Electrochemical and thermal modeling of lithium-ion batteries: A review of coupled approaches for improved thermal performance and safety lithium-ion batteries

The global lithium-ion batteries (LIBs) market has grown substantially, particularly in the automotive, smartphone, and aerospace sectors. This expansion aims to significantly reduce the environmental carbon footprint caused by human activities. However, the development of lithium-ion batteries has been accompanied by extensive research focused on enhancing thermal performance and ensuring safe operation under various conditions. Consequently, a significant number of researchers in this field are dedicated to achieving precise temperature control in LIBs as a long-term objective. Yet, to accurately define and quantify uniform or non-uniform temperature distribution within LIBs, it is imperative to create and assess coupled electrochemical-thermal models of the battery cells.

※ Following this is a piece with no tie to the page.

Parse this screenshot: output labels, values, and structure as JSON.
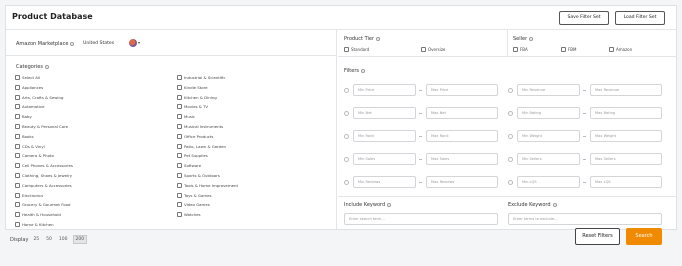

These models must effectively integrate both temperature-related aspects. In this study, we offer a comprehensive overview of electrochemical modeling in LIBs, including an in-depth description of the governing electrochemical model that dictates the internal reactions of the batteries. Furthermore, we summarize critical thermal models for LIBs and their applicability in analyses spanning zero, one, two, and three dimensions. The battery thermal energy balance, Lumped Battery Analysis, and Simplified Heat Generation models are thoroughly examined. Moreover, we delve into the methodologies employed during the construction of these models and the intricate process of coupling electrochemical and thermal models to attain precise temperature predictions and management for LIB applications. This comprehensive approach enhances our understanding of the pivotal link between lithium-ion batteries' thermal and electrochemical behaviors, enabling the quantification and prediction of safer operational parameters for these systems.